Clear was $99, but I mean, that shit was totally worth it. I literally walked RIGHT through security without even taking off my shoes while I watched folks standing and waiting in line, annoyed, probably wondering either HOW I got the hookup or wishing they had done what I did to do so. But because I had the money, basically, for the price of a pair of LeBron 15s, I beat the system as much as it could be beaten.
For some folks, those plane tickets were enough of an expense. Others don’t fly enough to warrant going through the process of getting that extra shit to get through the lines quicker; the temporary inconvenience is something you forget about as soon as you get through, anyway. And to be real, it really is a temporary one. But I decided that I could afford to save myself some time when I go to the airport, which I do much more frequently now. So it’s worth it for me to pay.
I imagine this is what white people feel like in life, except they don’t even realize it. Whereas I’m hyperaware that I’m bucking the system with my dollars and using it to my advantage, white folks just assume things should be so.
What makes it funny to me (and why I’m making the white-privilege comparison) is this: I love people-watching, and it AMAZES me how many white people walk right up to the EMPTY-ass Clear lane thinking that’s just where they’re supposed to go whether they have Clear or not. The Clear lanes are usually near TSA Precheck, so many white Precheckers attempt to get in that way, and I have no idea why—maybe they see it wide open and think, “Well, I shouldn’t have to wait in line when there is an open lane, so I’ll just go there.” Which, as we all know, is some white shit.
(Sidenote: The really whitest shit I’ve seen at an airport was watching a white woman argue with the TSA agents at the ID checkpoint because her ticket and her license had two different names. She was not a happy camper. She said that her daughter bought her tickets for her but doesn’t know her real name, so she bought them with the name she knows. Obviously I didn’t stick around, but I’d bet good money that she somehow managed to get through. Meanwhile, let Jamal Ihsan Muhammad try that shit.)

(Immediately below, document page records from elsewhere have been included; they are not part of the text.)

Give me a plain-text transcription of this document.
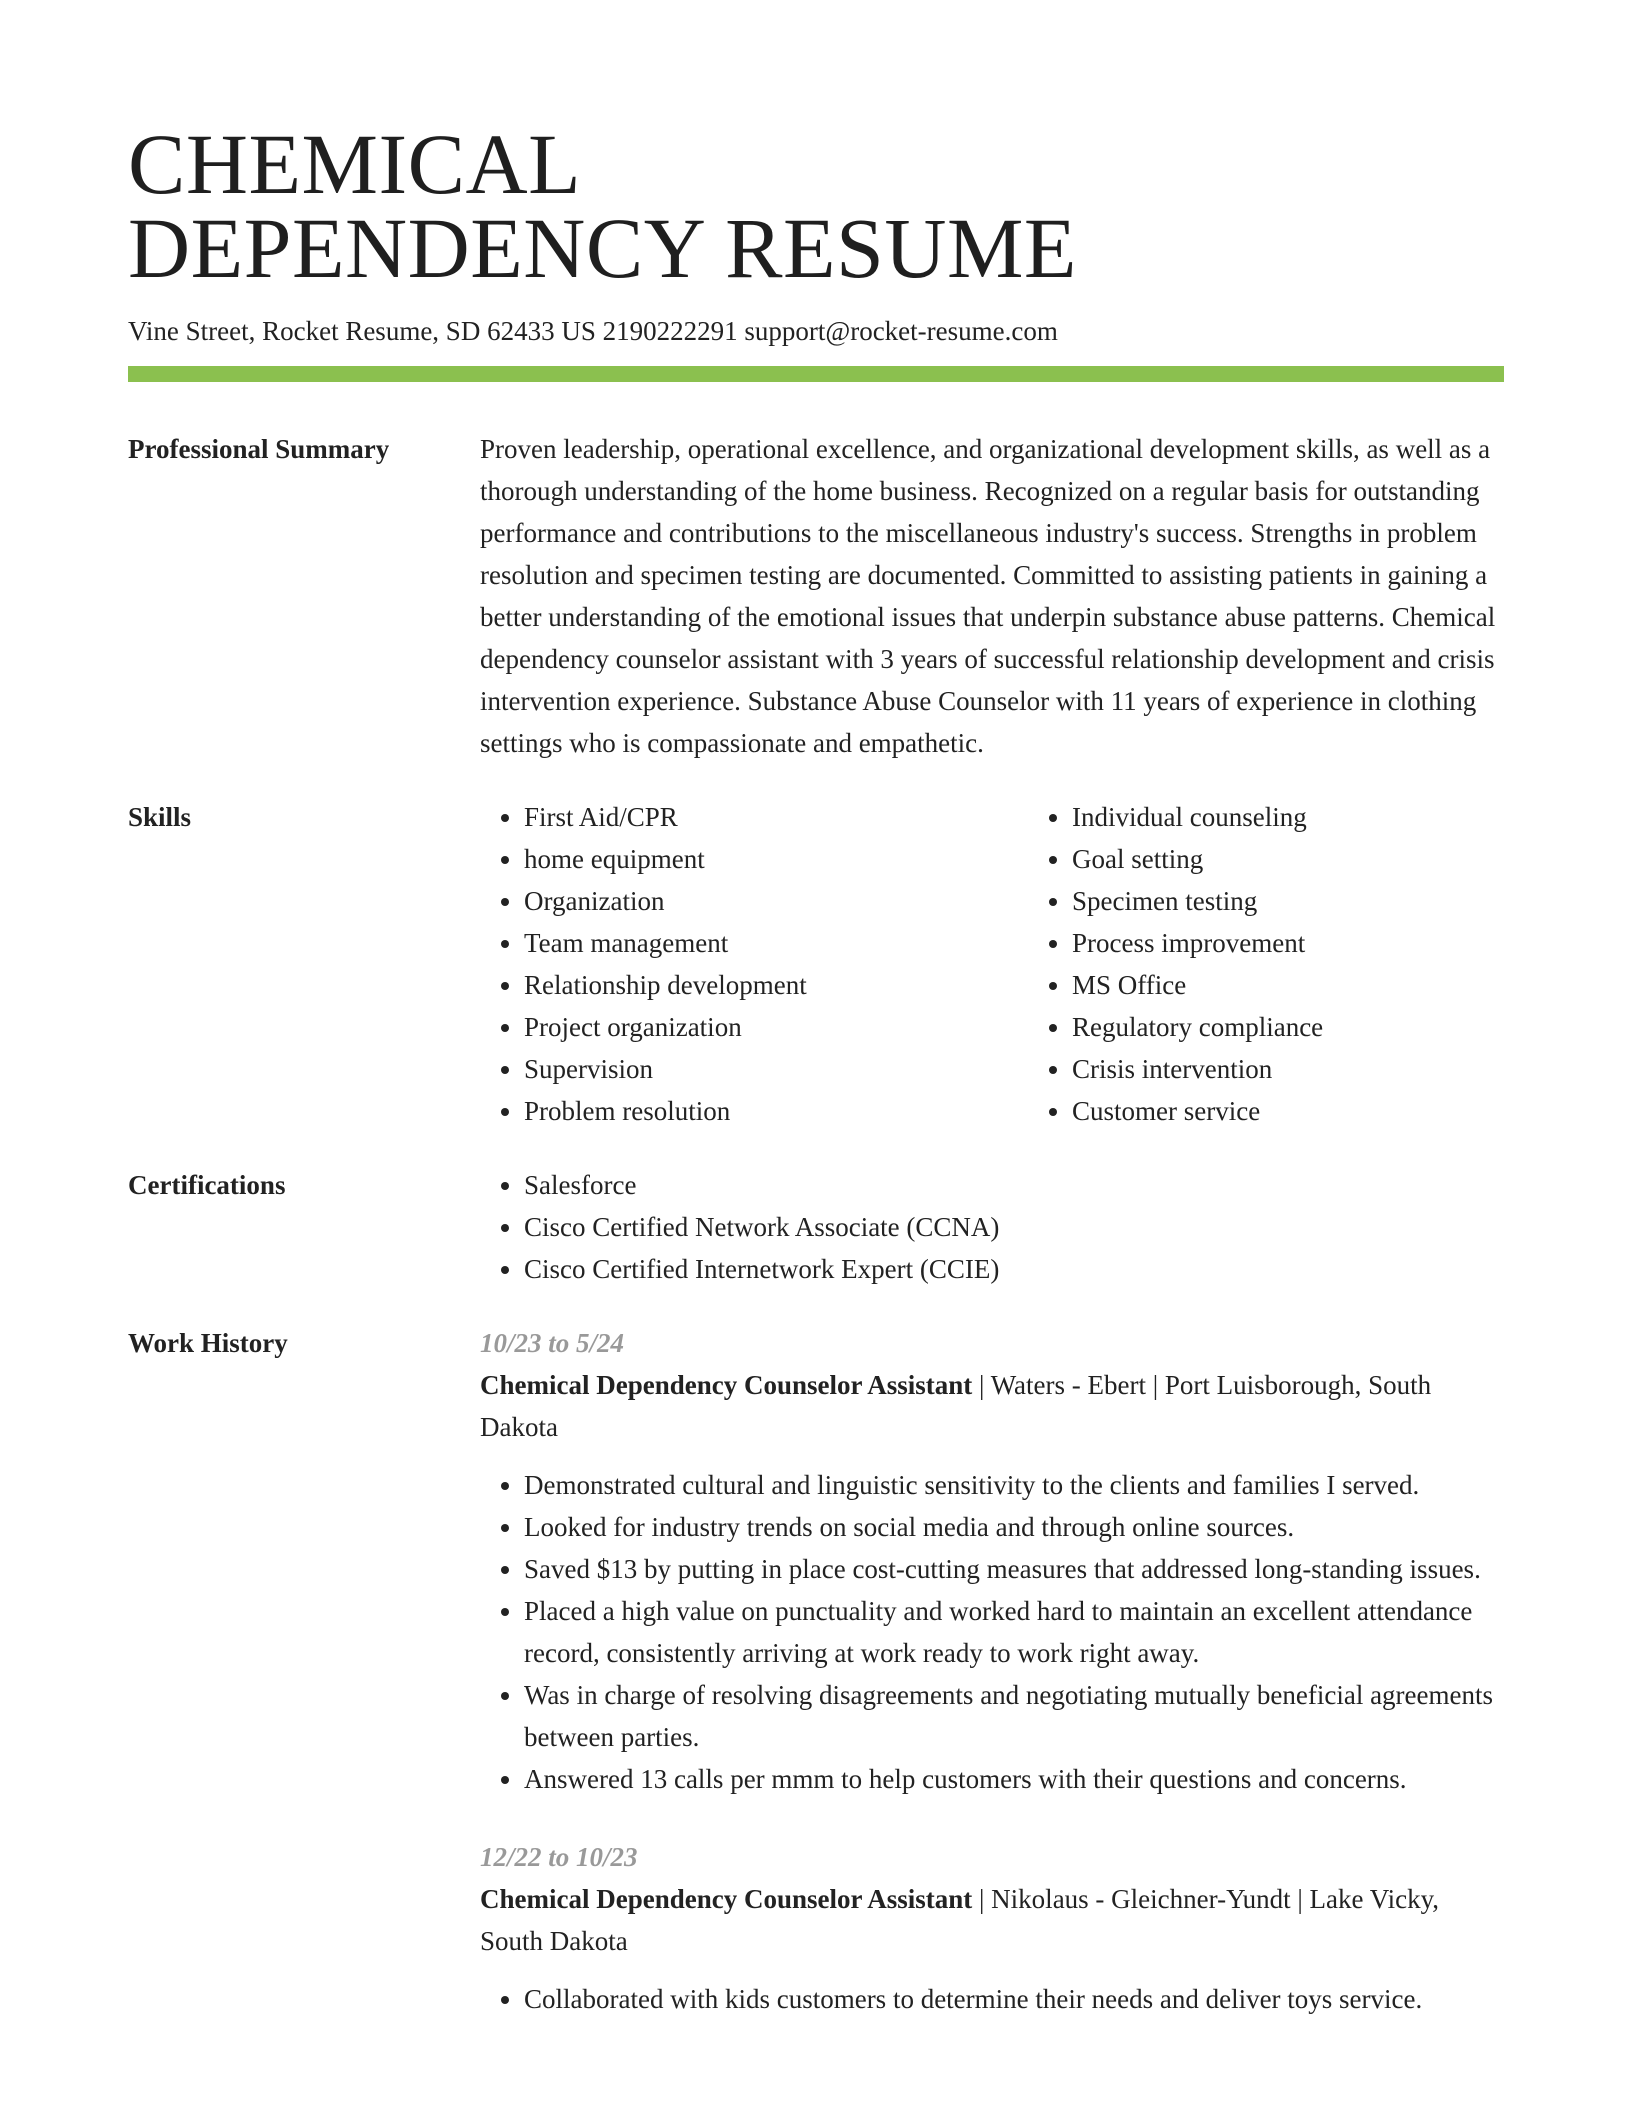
CHEMICAL
DEPENDENCY RESUME
Vine Street, Rocket Resume, SD 62433 US 2190222291 support@rocket-resume.com
Professional Summary	Proven leadership, operational excellence, and organizational development skills, as well as a thorough understanding of the home business. Recognized on a regular basis for outstanding performance and contributions to the miscellaneous industry's success. Strengths in problem resolution and specimen testing are documented. Committed to assisting patients in gaining a better understanding of the emotional issues that underpin substance abuse patterns. Chemical dependency counselor assistant with 3 years of successful relationship development and crisis intervention experience. Substance Abuse Counselor with 11 years of experience in clothing settings who is compassionate and empathetic.

Skills	• First Aid/CPR
• home equipment
• Organization
• Team management
• Relationship development
• Project organization
• Supervision
• Problem resolution
• Individual counseling
• Goal setting
• Specimen testing
• Process improvement
• MS Office
• Regulatory compliance
• Crisis intervention
• Customer service
Certifications	• Salesforce
• Cisco Certified Network Associate (CCNA)
• Cisco Certified Internetwork Expert (CCIE)
Work History	10/23 to 5/24
Chemical Dependency Counselor Assistant | Waters - Ebert | Port Luisborough, South Dakota
• Demonstrated cultural and linguistic sensitivity to the clients and families I served.
• Looked for industry trends on social media and through online sources.
• Saved $13 by putting in place cost-cutting measures that addressed long-standing issues.
• Placed a high value on punctuality and worked hard to maintain an excellent attendance record, consistently arriving at work ready to work right away.
• Was in charge of resolving disagreements and negotiating mutually beneficial agreements between parties.
• Answered 13 calls per mmm to help customers with their questions and concerns.
12/22 to 10/23
Chemical Dependency Counselor Assistant | Nikolaus - Gleichner-Yundt | Lake Vicky, South Dakota
• Collaborated with kids customers to determine their needs and deliver toys service.
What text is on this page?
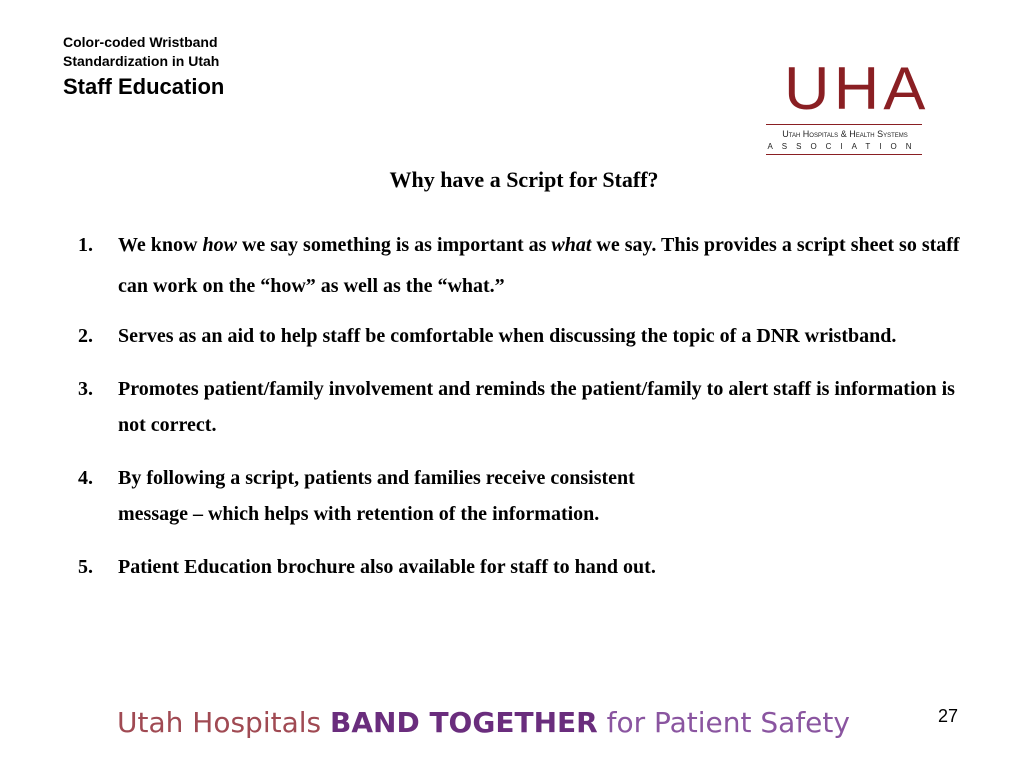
Color-coded Wristband
Standardization in Utah
Staff Education	UHA
Utah Hospitals & Health Systems
ASSOCIATION
Why have a Script for Staff?
1. We know how we say something is as important as what we say. This provides a script sheet so staff can work on the “how” as well as the “what.”
2. Serves as an aid to help staff be comfortable when discussing the topic of a DNR wristband.
3. Promotes patient/family involvement and reminds the patient/family to alert staff is information is not correct.
4. By following a script, patients and families receive consistent
message – which helps with retention of the information.
5. Patient Education brochure also available for staff to hand out.
Utah Hospitals BAND TOGETHER for Patient Safety	27
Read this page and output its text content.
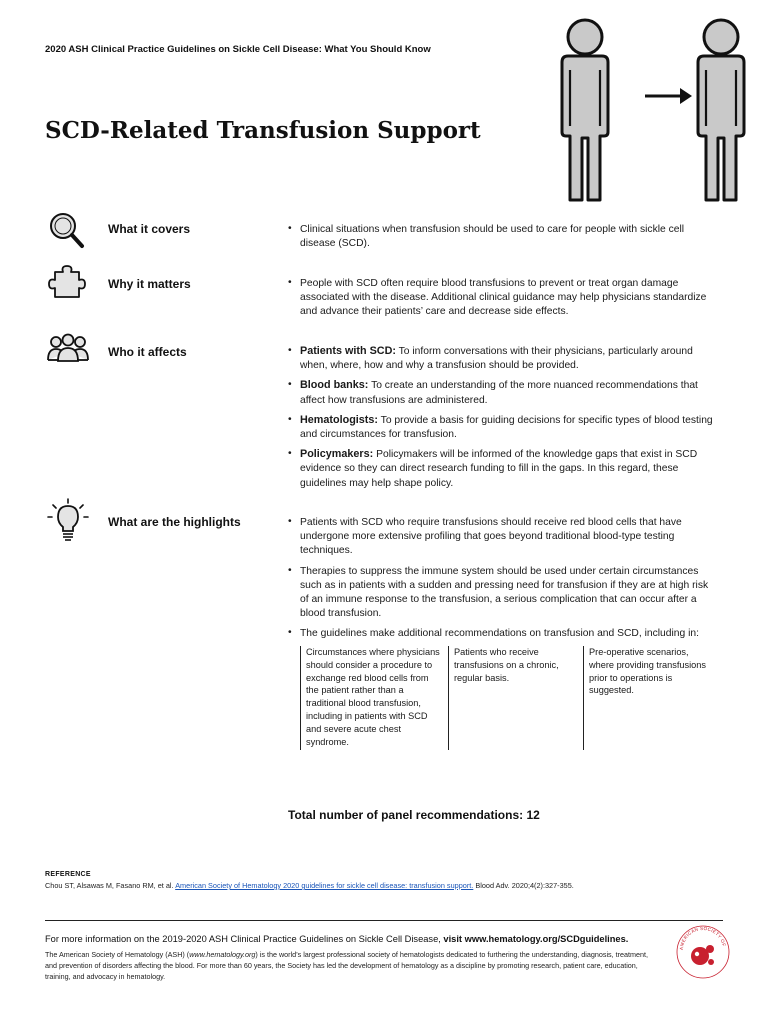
2020 ASH Clinical Practice Guidelines on Sickle Cell Disease: What You Should Know
SCD-Related Transfusion Support
What it covers	• Clinical situations when transfusion should be used to care for people with sickle cell disease (SCD).
Why it matters	• People with SCD often require blood transfusions to prevent or treat organ damage associated with the disease. Additional clinical guidance may help physicians standardize and advance their patients’ care and decrease side effects.
Who it affects	• Patients with SCD: To inform conversations with their physicians, particularly around when, where, how and why a transfusion should be provided.
• Blood banks: To create an understanding of the more nuanced recommendations that affect how transfusions are administered.
• Hematologists: To provide a basis for guiding decisions for specific types of blood testing and circumstances for transfusion.
• Policymakers: Policymakers will be informed of the knowledge gaps that exist in SCD evidence so they can direct research funding to fill in the gaps. In this regard, these guidelines may help shape policy.
What are the highlights	• Patients with SCD who require transfusions should receive red blood cells that have undergone more extensive profiling that goes beyond traditional blood-type testing techniques.
• Therapies to suppress the immune system should be used under certain circumstances such as in patients with a sudden and pressing need for transfusion if they are at high risk of an immune response to the transfusion, a serious complication that can occur after a blood transfusion.
• The guidelines make additional recommendations on transfusion and SCD, including in:
Circumstances where physicians should consider a procedure to exchange red blood cells from the patient rather than a traditional blood transfusion, including in patients with SCD and severe acute chest syndrome.
Patients who receive transfusions on a chronic, regular basis.
Pre-operative scenarios, where providing transfusions prior to operations is suggested.
Total number of panel recommendations: 12
REFERENCE
Chou ST, Alsawas M, Fasano RM, et al. American Society of Hematology 2020 guidelines for sickle cell disease: transfusion support. Blood Adv. 2020;4(2):327-355.
For more information on the 2019-2020 ASH Clinical Practice Guidelines on Sickle Cell Disease, visit www.hematology.org/SCDguidelines.
The American Society of Hematology (ASH) (www.hematology.org) is the world’s largest professional society of hematologists dedicated to furthering the understanding, diagnosis, treatment, and prevention of disorders affecting the blood. For more than 60 years, the Society has led the development of hematology as a discipline by promoting research, patient care, education, training, and advocacy in hematology.
AMERICAN SOCIETY OF
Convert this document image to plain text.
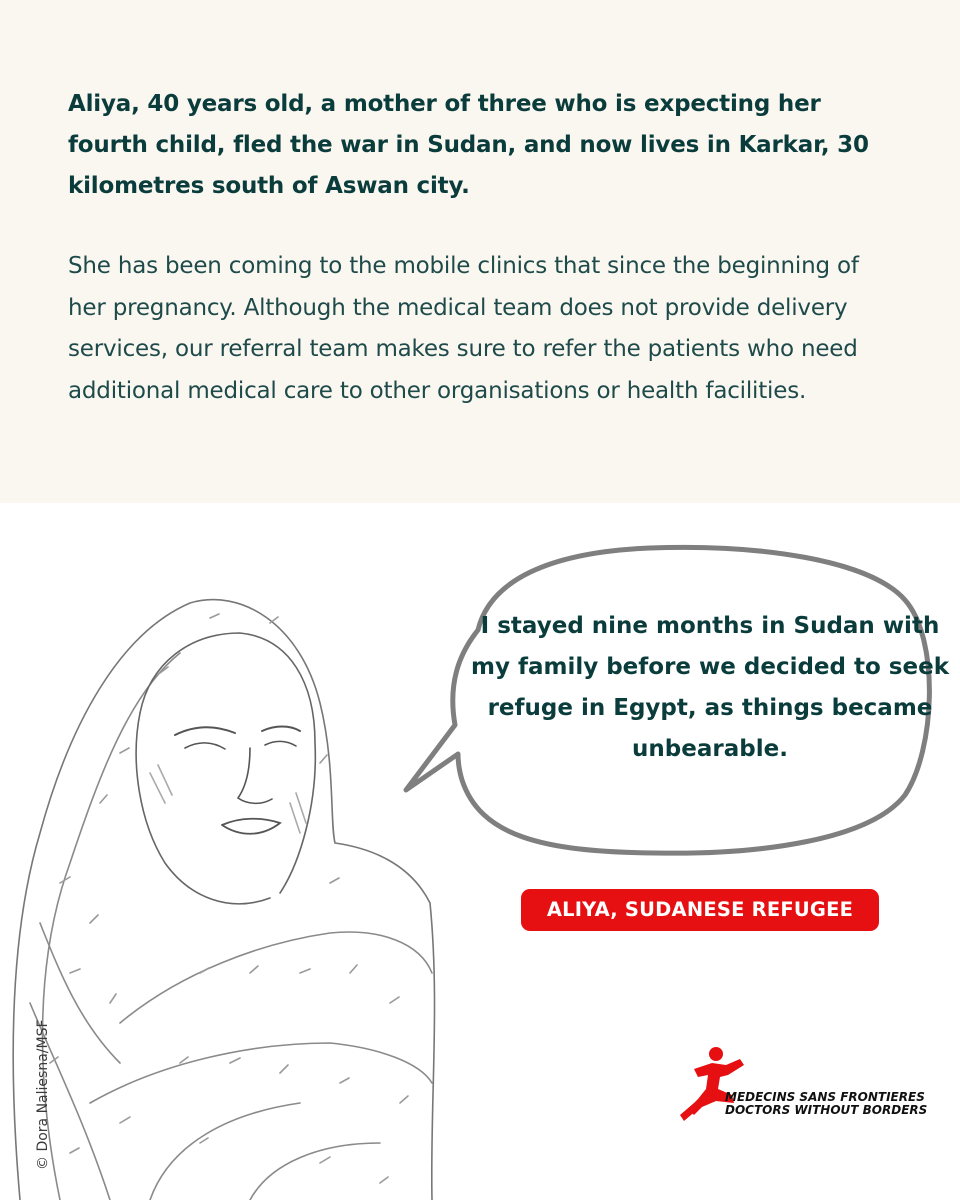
Aliya, 40 years old, a mother of three who is expecting her fourth child, fled the war in Sudan, and now lives in Karkar, 30 kilometres south of Aswan city.

She has been coming to the mobile clinics that since the beginning of her pregnancy. Although the medical team does not provide delivery services, our referral team makes sure to refer the patients who need additional medical care to other organisations or health facilities.

I stayed nine months in Sudan with my family before we decided to seek refuge in Egypt, as things became unbearable.

ALIYA, SUDANESE REFUGEE
© Dora Naliesna/MSF	MEDECINS SANS FRONTIERES
DOCTORS WITHOUT BORDERS
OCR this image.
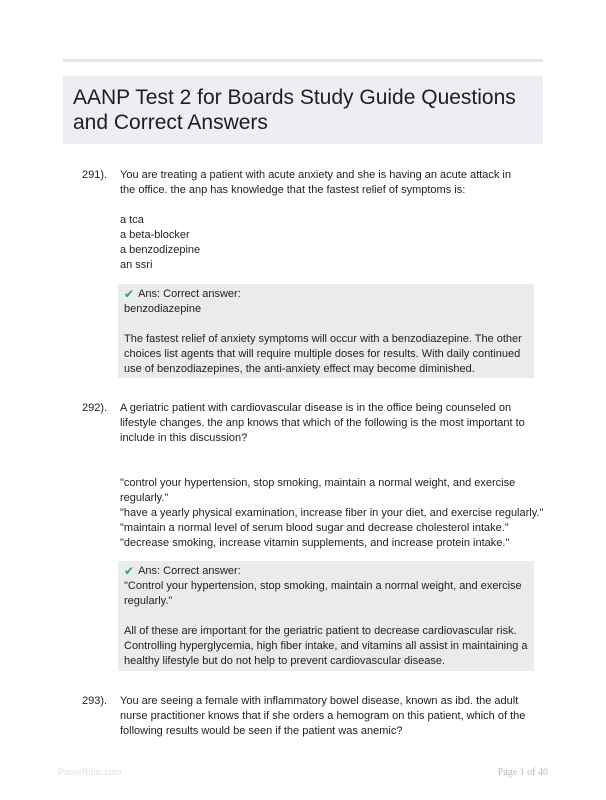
AANP Test 2 for Boards Study Guide Questions and Correct Answers
291). You are treating a patient with acute anxiety and she is having an acute attack in the office. the anp has knowledge that the fastest relief of symptoms is:
a tca
a beta-blocker
a benzodizepine
an ssri
✔ Ans: Correct answer:
benzodiazepine
The fastest relief of anxiety symptoms will occur with a benzodiazepine. The other choices list agents that will require multiple doses for results. With daily continued use of benzodiazepines, the anti-anxiety effect may become diminished.
292). A geriatric patient with cardiovascular disease is in the office being counseled on lifestyle changes. the anp knows that which of the following is the most important to include in this discussion?
"control your hypertension, stop smoking, maintain a normal weight, and exercise regularly."
"have a yearly physical examination, increase fiber in your diet, and exercise regularly."
"maintain a normal level of serum blood sugar and decrease cholesterol intake."
"decrease smoking, increase vitamin supplements, and increase protein intake."
✔ Ans: Correct answer:
"Control your hypertension, stop smoking, maintain a normal weight, and exercise regularly."
All of these are important for the geriatric patient to decrease cardiovascular risk. Controlling hyperglycemia, high fiber intake, and vitamins all assist in maintaining a healthy lifestyle but do not help to prevent cardiovascular disease.
293). You are seeing a female with inflammatory bowel disease, known as ibd. the adult nurse practitioner knows that if she orders a hemogram on this patient, which of the following results would be seen if the patient was anemic?
PaperRibic.com	Page 1 of 40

Airports, on purpose and accidentally, created a social stratification where money gets you to the top of the pyramid. Considering how much plane tickets already cost, paying additional costs for things you don’t do frequently enough to think about probably keeps you in the regular security lines. But if you got some extra disposable income, you can get that Clear action to beat the line. And if you have some more bucks and time, you can get that TSA Precheck and get yourself on the government’s radar and do even less to get through the security lines. Time and money, actual social commodities, create a security-checkpoint caste system.
And when it comes to getting through that security line, I’m like Wall Street rebounding after the financial crisis it started: I’m basically a rich white man for five minutes when I get to the airport.